La communauté internationale s’est inquiétée depuis le début du conflit de possibles « crimes de guerre » en Éthiopie et a tenté, sans succès, de faire pression sur Abiy Ahmed, lauréat du prix Nobel de la paix 2019, pour qu’il accepte une médiation. Les Nations unies ont aussi réclamé un accès rapide à cette zone, qui compte plus de 5 millions d’habitants, dont 600 000 étaient dépendants de l’aide humanitaire avant les affrontements. Un premier convoi est arrivé le 12 décembre avec des médicaments et du matériel médical pour soigner plus de 400 blessés, ainsi que des articles pour le traitement de maladies courantes et chroniques. Près de 50 000 habitants du Tigré ont fui au Soudan voisin et un nombre indéterminé ont été déplacés à l’intérieur de l’Éthiopie.

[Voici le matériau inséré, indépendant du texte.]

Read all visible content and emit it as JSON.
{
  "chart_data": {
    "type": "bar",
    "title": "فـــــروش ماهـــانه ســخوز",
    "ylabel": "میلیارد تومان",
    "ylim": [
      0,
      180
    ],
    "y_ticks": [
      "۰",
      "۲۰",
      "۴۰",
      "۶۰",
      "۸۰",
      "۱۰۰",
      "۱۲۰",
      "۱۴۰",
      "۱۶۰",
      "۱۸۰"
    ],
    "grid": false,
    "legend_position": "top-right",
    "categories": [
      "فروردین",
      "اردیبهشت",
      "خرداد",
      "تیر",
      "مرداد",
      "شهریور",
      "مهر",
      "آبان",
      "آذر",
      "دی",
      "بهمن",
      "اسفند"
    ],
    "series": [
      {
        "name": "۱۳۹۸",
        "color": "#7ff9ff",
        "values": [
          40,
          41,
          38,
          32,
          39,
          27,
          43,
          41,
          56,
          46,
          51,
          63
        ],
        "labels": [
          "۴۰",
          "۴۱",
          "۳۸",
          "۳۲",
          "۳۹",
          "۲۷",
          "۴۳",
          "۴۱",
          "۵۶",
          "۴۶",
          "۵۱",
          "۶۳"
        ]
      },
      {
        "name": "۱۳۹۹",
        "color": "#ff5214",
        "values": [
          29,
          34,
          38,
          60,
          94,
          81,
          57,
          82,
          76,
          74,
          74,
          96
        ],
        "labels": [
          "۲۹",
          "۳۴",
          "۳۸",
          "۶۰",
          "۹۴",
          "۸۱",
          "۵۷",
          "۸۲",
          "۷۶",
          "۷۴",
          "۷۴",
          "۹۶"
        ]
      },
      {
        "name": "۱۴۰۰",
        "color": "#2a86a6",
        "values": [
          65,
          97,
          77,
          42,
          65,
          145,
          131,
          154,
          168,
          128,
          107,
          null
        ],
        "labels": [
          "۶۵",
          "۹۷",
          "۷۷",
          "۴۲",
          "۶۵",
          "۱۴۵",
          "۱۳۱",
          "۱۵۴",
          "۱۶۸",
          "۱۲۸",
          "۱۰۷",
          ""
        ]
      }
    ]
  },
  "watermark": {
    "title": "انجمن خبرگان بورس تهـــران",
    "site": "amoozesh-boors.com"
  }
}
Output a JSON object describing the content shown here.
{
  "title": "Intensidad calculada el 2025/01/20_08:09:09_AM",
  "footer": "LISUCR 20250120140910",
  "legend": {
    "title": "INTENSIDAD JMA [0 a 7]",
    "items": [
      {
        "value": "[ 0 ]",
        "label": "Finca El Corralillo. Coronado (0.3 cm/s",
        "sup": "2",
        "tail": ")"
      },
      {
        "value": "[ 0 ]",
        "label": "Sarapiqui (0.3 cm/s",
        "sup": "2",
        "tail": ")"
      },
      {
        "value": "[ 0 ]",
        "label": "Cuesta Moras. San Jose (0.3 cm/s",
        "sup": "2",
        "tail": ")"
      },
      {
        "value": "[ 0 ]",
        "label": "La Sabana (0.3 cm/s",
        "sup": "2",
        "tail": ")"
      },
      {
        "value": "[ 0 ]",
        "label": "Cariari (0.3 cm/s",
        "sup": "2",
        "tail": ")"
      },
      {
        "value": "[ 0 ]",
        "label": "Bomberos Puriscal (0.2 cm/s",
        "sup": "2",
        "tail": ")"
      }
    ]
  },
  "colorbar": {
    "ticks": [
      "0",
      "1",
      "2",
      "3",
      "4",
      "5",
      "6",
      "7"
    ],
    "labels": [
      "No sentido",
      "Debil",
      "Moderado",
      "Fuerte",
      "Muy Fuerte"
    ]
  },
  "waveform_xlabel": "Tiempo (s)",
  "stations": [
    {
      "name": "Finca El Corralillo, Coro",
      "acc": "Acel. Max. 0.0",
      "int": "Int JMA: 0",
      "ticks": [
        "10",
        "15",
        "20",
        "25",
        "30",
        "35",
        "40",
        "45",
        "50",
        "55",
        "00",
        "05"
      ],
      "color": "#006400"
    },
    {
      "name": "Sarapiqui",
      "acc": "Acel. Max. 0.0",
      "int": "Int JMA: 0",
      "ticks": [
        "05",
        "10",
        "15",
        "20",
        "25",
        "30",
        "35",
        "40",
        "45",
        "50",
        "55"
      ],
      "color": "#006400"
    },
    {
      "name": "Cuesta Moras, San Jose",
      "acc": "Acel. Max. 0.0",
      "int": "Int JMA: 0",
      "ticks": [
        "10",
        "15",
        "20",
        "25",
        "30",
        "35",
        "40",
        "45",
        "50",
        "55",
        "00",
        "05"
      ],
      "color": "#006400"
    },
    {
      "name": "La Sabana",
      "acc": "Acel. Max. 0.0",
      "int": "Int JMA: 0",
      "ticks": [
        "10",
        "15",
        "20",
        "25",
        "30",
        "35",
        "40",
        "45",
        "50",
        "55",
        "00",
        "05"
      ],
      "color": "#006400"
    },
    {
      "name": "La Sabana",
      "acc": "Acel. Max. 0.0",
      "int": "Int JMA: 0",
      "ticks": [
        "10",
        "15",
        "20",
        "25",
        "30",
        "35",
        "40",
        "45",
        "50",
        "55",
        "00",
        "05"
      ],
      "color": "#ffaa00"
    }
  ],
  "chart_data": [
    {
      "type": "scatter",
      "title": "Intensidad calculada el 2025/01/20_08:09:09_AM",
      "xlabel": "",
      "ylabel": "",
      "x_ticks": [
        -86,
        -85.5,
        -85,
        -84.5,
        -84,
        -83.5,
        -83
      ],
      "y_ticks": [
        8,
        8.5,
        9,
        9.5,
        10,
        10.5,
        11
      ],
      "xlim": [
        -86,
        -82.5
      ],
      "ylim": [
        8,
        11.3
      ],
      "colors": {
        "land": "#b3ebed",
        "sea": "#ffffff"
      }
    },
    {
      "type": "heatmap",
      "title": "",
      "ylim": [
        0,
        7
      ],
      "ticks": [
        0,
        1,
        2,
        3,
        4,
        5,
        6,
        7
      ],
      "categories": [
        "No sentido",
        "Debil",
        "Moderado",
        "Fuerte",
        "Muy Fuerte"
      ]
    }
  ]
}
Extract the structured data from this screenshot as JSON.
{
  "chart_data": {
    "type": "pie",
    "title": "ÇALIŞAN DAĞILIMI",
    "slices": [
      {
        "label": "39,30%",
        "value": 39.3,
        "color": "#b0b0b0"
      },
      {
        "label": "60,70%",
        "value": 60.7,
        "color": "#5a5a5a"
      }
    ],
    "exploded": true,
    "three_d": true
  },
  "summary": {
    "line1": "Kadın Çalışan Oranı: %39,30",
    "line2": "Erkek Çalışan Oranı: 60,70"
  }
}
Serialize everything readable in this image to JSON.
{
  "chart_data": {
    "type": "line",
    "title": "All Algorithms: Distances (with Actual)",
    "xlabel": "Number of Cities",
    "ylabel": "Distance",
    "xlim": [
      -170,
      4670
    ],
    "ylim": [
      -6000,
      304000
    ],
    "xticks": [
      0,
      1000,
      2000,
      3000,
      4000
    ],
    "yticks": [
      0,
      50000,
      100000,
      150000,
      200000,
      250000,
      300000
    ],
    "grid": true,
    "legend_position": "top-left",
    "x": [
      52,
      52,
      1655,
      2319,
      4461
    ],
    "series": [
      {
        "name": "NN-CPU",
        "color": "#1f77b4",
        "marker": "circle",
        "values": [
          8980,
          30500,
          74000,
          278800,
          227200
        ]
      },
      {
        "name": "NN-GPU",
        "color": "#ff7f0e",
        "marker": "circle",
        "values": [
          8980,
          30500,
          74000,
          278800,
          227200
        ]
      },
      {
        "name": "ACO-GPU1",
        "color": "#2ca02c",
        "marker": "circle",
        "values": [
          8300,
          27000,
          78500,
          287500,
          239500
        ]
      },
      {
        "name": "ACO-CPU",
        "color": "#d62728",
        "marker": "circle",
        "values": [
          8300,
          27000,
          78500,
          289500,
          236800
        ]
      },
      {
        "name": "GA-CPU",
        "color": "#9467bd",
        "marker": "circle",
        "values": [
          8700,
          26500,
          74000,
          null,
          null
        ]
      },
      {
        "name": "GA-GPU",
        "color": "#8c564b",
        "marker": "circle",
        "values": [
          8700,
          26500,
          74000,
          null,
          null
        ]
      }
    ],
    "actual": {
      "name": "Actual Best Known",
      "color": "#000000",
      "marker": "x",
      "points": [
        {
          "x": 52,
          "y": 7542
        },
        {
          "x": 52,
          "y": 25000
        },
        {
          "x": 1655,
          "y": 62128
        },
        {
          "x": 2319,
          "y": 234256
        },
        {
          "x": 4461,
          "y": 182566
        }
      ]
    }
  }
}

  • L’enlèvement des lycéens de Kankara au Nigeria
Des lycéens de Kankara libérés après leur enlèvement le 18 décembre 2020.
Des lycéens de Kankara libérés après leur enlèvement le 18 décembre 2020. AFP – KOLA SULAIMON

L’enlèvement de centaines de lycéens dans le nord-ouest du Nigeria a suscité la stupeur un peu partout dans le monde. Plus d’une centaine d’hommes armés à moto ont attaqué, le 11 décembre, une école rurale située dans la ville de Kankara, dans l’État de Katsina. Dans un message de propagande, le chef du groupe jihadiste Boko Haram a revendiqué ce rapt. Les forces de sécurité nigérianes ont finalement réussi à libérer une semaine plus tard plus de 340 adolescents. Lors de l’opération, elles ont encerclé la zone où les jeunes gens étaient détenus, avec pour instruction de ne pas tirer un seul coup de feu. 

Ce rapt, qui ranime le spectre de l’enlèvement de plus de 200 jeunes filles à Chibok en 2014 est un terrible camouflet pour le président nigérian Muhammadu Buhari, originaire de l’État de Katsina. Le chef de l’État arrivé au pouvoir en 2015 avait fait de la lutte contre Boko Haram sa priorité. L’organisation terroriste et sa branche dissidente, le groupe État islamique en Afrique de l’Ouest (Iswap), actifs dans le nord-est du Nigeria, ont fait plus de 36 000 morts en dix ans de conflit et deux millions de personnes ne peuvent toujours pas regagner leur foyer.